Karla, your work with the imaginal is an excellent dance of remaining grounded in reality while exploring the world of the other-possible. . . I am so appreciative of your work!
Karla
Hi Terre and Katrina! I knew I could count on you for some metaphorical intelligence! And by that, I don’t mean to suggest that your intelligence is unreal! Or maybe it is, like the 60s terms, “Wow, that’s totally unreal. Cool.”
I’m also thinking about the sociological concept of reification, which is the process we use as we create social reality with each other. Once you get the hang of grokking reification, you sort of lift away from the everyday world and go “Whoa, dude, so much that we take for granted is actually imaginary and imaginal, but we totally don’t know it.” For instance, gender differences, beyond the obvious genital and physical ones, are being understood now as primarily socially created. The idea that men are this way and women are that way isn’t true in reality; it’s only true in society, after endless years of continuous cultural molding and training.

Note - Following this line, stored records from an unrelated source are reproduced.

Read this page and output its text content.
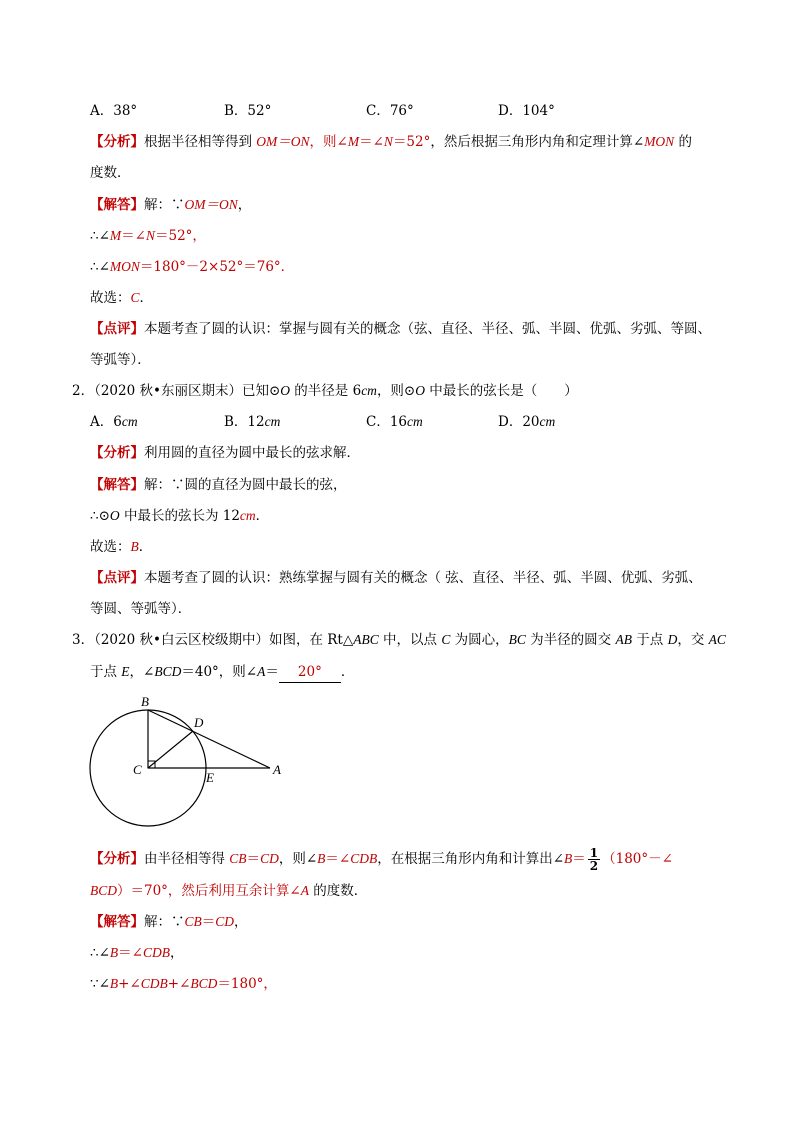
A．38°	B．52°	C．76°	D．104°
【分析】根据半径相等得到 OM＝ON，则∠M＝∠N＝52°，然后根据三角形内角和定理计算∠MON 的
度数．
【解答】解：∵OM＝ON，
∴∠M＝∠N＝52°，
∴∠MON＝180°－2×52°＝76°．
故选：C．
【点评】本题考查了圆的认识：掌握与圆有关的概念（弦、直径、半径、弧、半圆、优弧、劣弧、等圆、
等弧等）．
2．（2020 秋•东丽区期末）已知⊙O 的半径是 6cm，则⊙O 中最长的弦长是（　　）
A．6cm	B．12cm	C．16cm	D．20cm
【分析】利用圆的直径为圆中最长的弦求解．
【解答】解：∵圆的直径为圆中最长的弦，
∴⊙O 中最长的弦长为 12cm．
故选：B．
【点评】本题考查了圆的认识：熟练掌握与圆有关的概念（ 弦、直径、半径、弧、半圆、优弧、劣弧、
等圆、等弧等）．
3．（2020 秋•白云区校级期中）如图，在 Rt△ABC 中，以点 C 为圆心，BC 为半径的圆交 AB 于点 D，交 AC
于点 E，∠BCD＝40°，则∠A＝ 20° ．
B
D
C
E
A
【分析】由半径相等得 CB＝CD，则∠B＝∠CDB，在根据三角形内角和计算出∠B＝ $\frac{1}{2}$ （180°－∠
BCD）＝70°，然后利用互余计算∠A 的度数．
【解答】解：∵CB＝CD，
∴∠B＝∠CDB，
∵∠B+∠CDB+∠BCD＝180°，
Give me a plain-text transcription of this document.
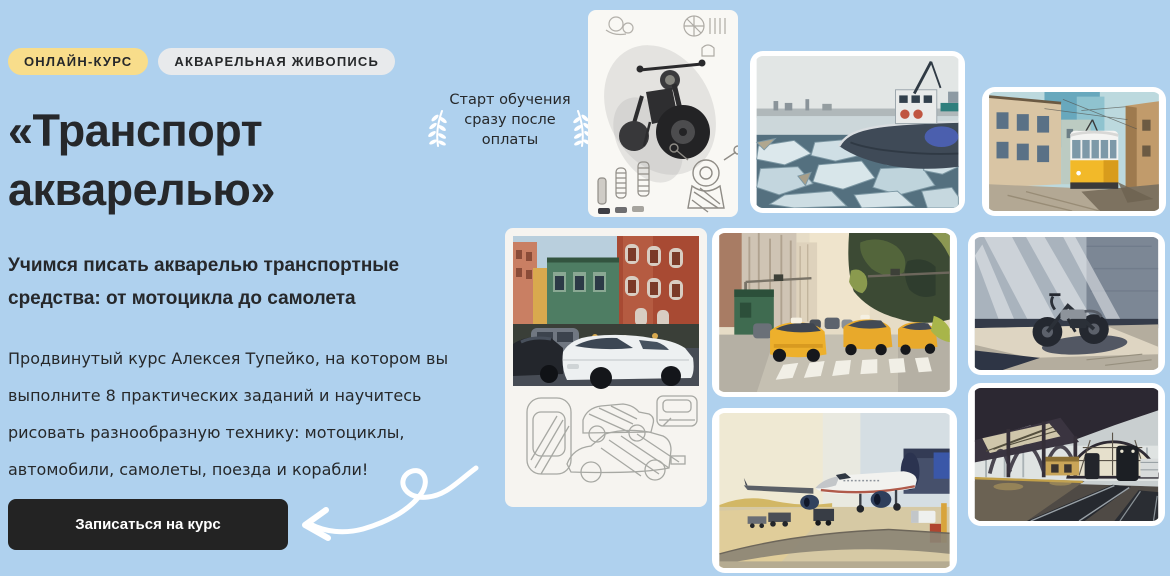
ОНЛАЙН-КУРС	АКВАРЕЛЬНАЯ ЖИВОПИСЬ
«Транспорт
акварелью»
Учимся писать акварелью транспортные средства: от мотоцикла до самолета
Продвинутый курс Алексея Тупейко, на котором вы выполните 8 практических заданий и научитесь рисовать разнообразную технику: мотоциклы, автомобили, самолеты, поезда и корабли!
Записаться на курс
Старт обучения
сразу после
оплаты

Culture is amazingly powerful, but because we’re swimming in it (You’re soaking in it!), we don’t usually have the ability step away and really examine it. It’s fun to identify reified “realities,” and then decide if you want to drink the Kool-Aid along with everyone else. Burning contracts is a great tool for unhooking from unhealthy reifications!
I think I’ll post on it!
Katrina
Because my self-image centers on being an actor, dancer, singer, and writer — even though I make my living as a “digital media designer” and webmaster — my language is always heavy on the images. I use similes, metaphors, analogies, and stories all the time:
“It’s like they sent me into the basement to fix the plumbing — but gave me just one wrench and locked the tool closet, and I don’t have the key.”
“I feel like a three-day event horse in the dressage ring, reined in and being obedient, when all I really want to do is go sailing over fences.”
“It’s like learning to juggle. I can’t start with five balls at once; I need to start off with just two and get that down-pat before I add any more.”
“My back, neck, and shoulders feel like steel wires tied in knots.”
How boring would life be if we all spoke in plain, ordinary words? It would be like the difference between a painting that uses only shades of gray and one that’s full of colors of all hues. (See, I can’t help myself!)
Jednorozec Pokojowiec
“All gods reside in the world of the imagination. Indeed, the world of the imagination holds all demons as well. To say this, however, is to no way imply that gods and demons are unreal; quite the opposite. There is no place more real than the imagination. In it we encounter the truth of our souls, and what could be truer than this? The lies we tell ourselves in ordinary life are burned away by the sun of vision and insight when we cross the border into the imaginal.”
From the Introduction to The Practice of Ally Work by Jeffrey Raff, Ph.D.
I have a vast library but only one small shelf of Very Important Books where this book resides along with books from a few other authors. Yes, Karla, you’re on that shelf also.